Wednesday, June 18, 2008

On "The Underground Man" by Ross MacDonald ****

About two years ago, I read about fifteen American pulp mystery novels in a row. I hadn't read too many of that genre, just a few of the British classic mystery writers, like Conan Doyle and Christie, and a couple of the better-known Americans, Chandler and Hammett. Some of the more interesting writers on that list of books proved not to be from the bigger names, though they were classic books in their own right, often with classic movies based on them. I came actually to enjoy the genre, which I'd never been big on before. What did I like? It wasn't so much the mystery. It was often the writing (Chandler himself said he was more into the writing than the story, at one point, as I recall reading somewhere)--spare, clipped, precise.
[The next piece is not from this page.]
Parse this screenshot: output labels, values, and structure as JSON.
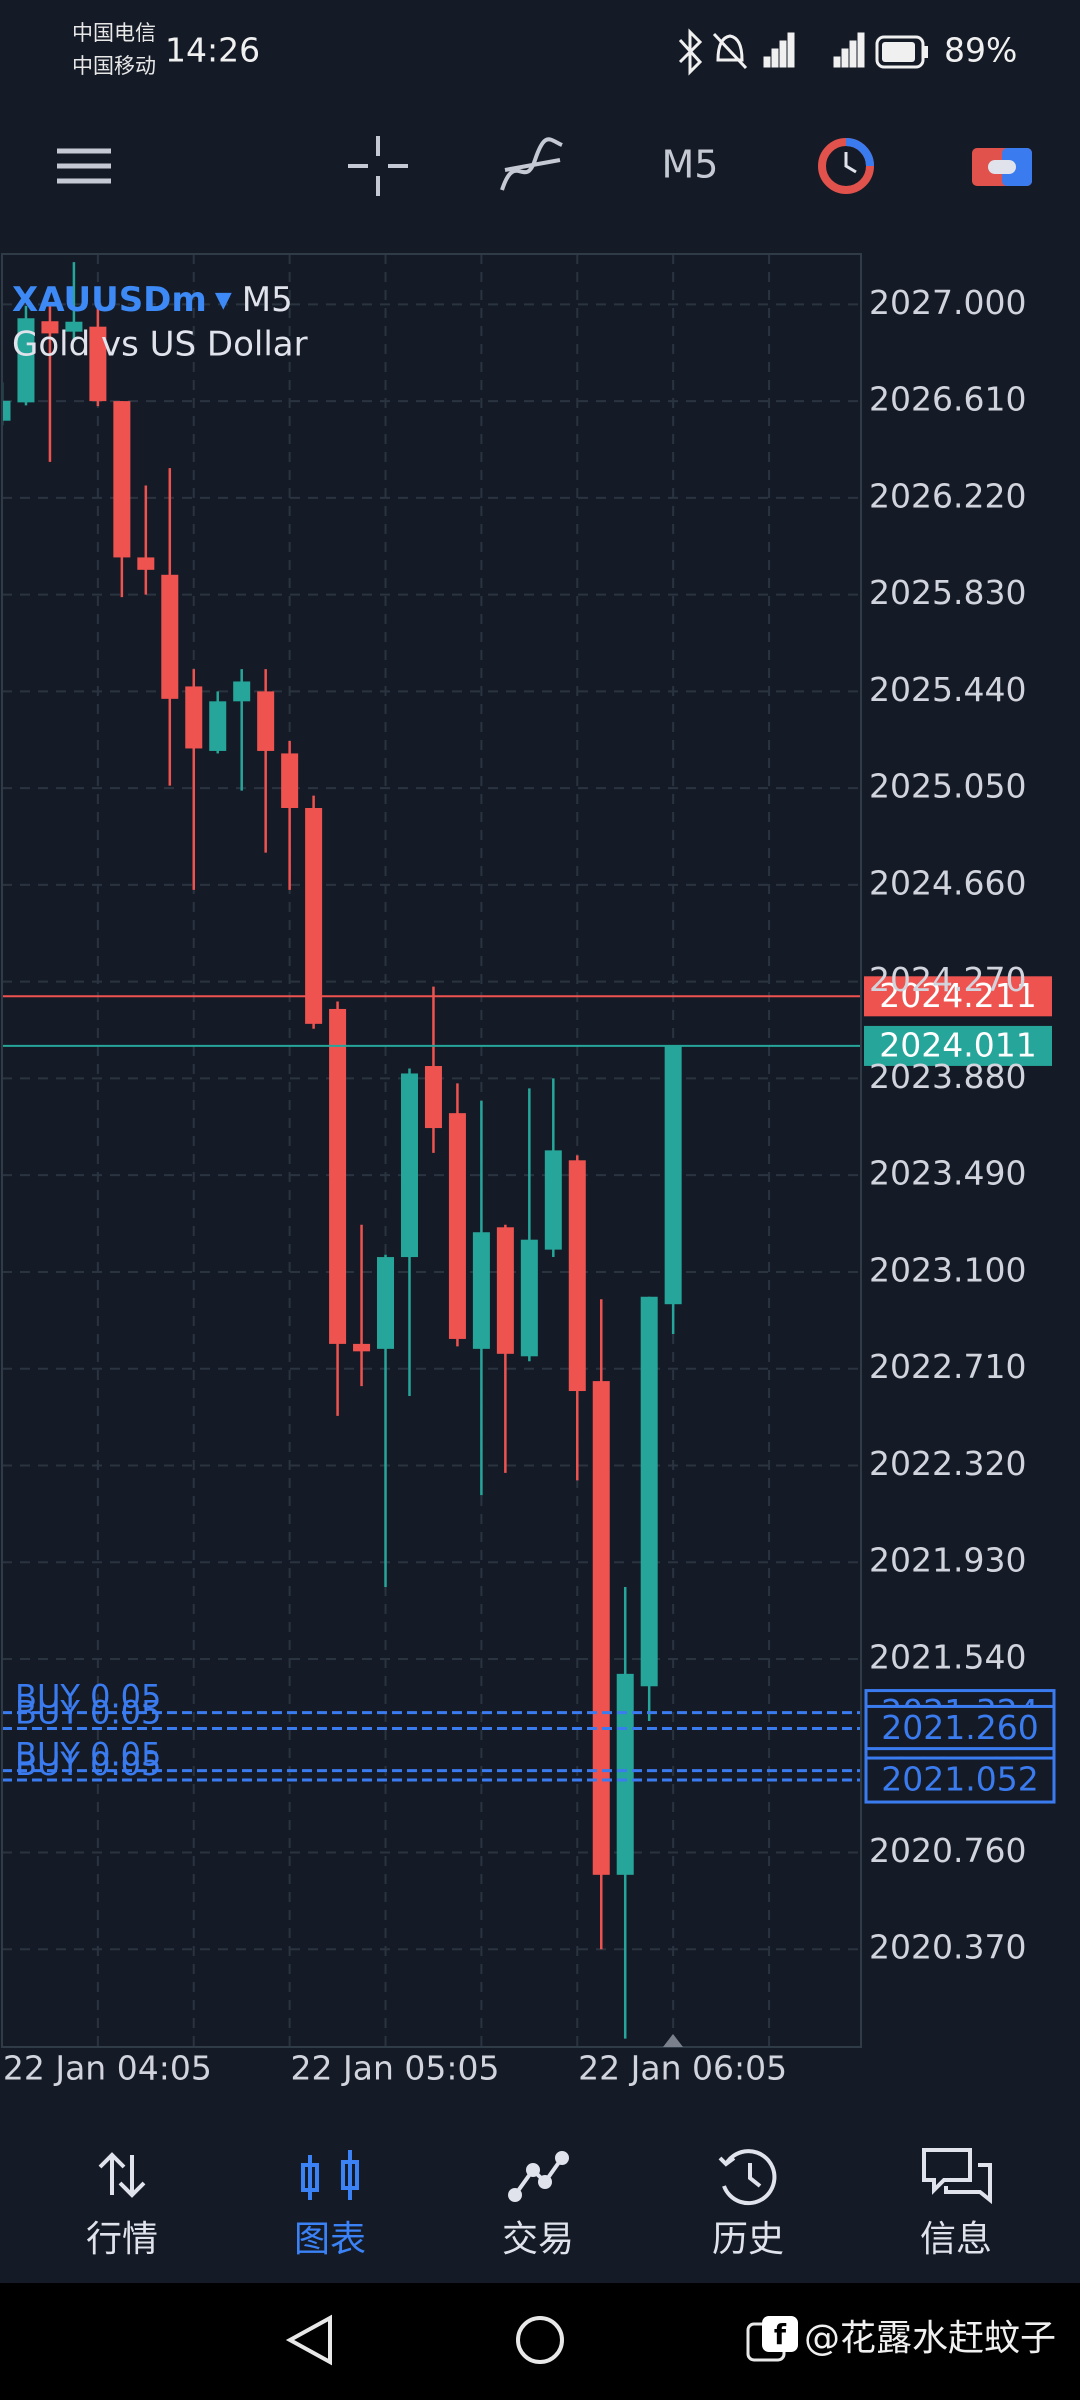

And it was also often the attention to the seedy underbelly of society or to particular portions of society one doesn't hear about often (circuses). Most were not mysteries in the classic sense at all--there were no private detectives, just people struggling with murder or kidnapping or trouble. In the case of Ross MacDonald, a writer who was left off that initial list and who I just finished reading a book by for the first time, he does deal in detectives. But like so many of those other writers, he has a knack with the language and with exposing interesting portions of society one doesn't think about--or more precisely, pitting different portions of society against itself: rich people, poor people, hippies, artists, and so on. And he writes about Los Angeles, and about a detective, who like most, is rather lonely--both things I can identify with (not the detective part--the L.A. part and the lonely part). I found this first book quite enthralling. Sadly, he had to wrap it all up, and that's when it started to fall apart for me. Everything came together--and a little too easily. I guess I'm more for the mysteries in which nothing really is solved--like Pynchon's The Crying of Lot 49.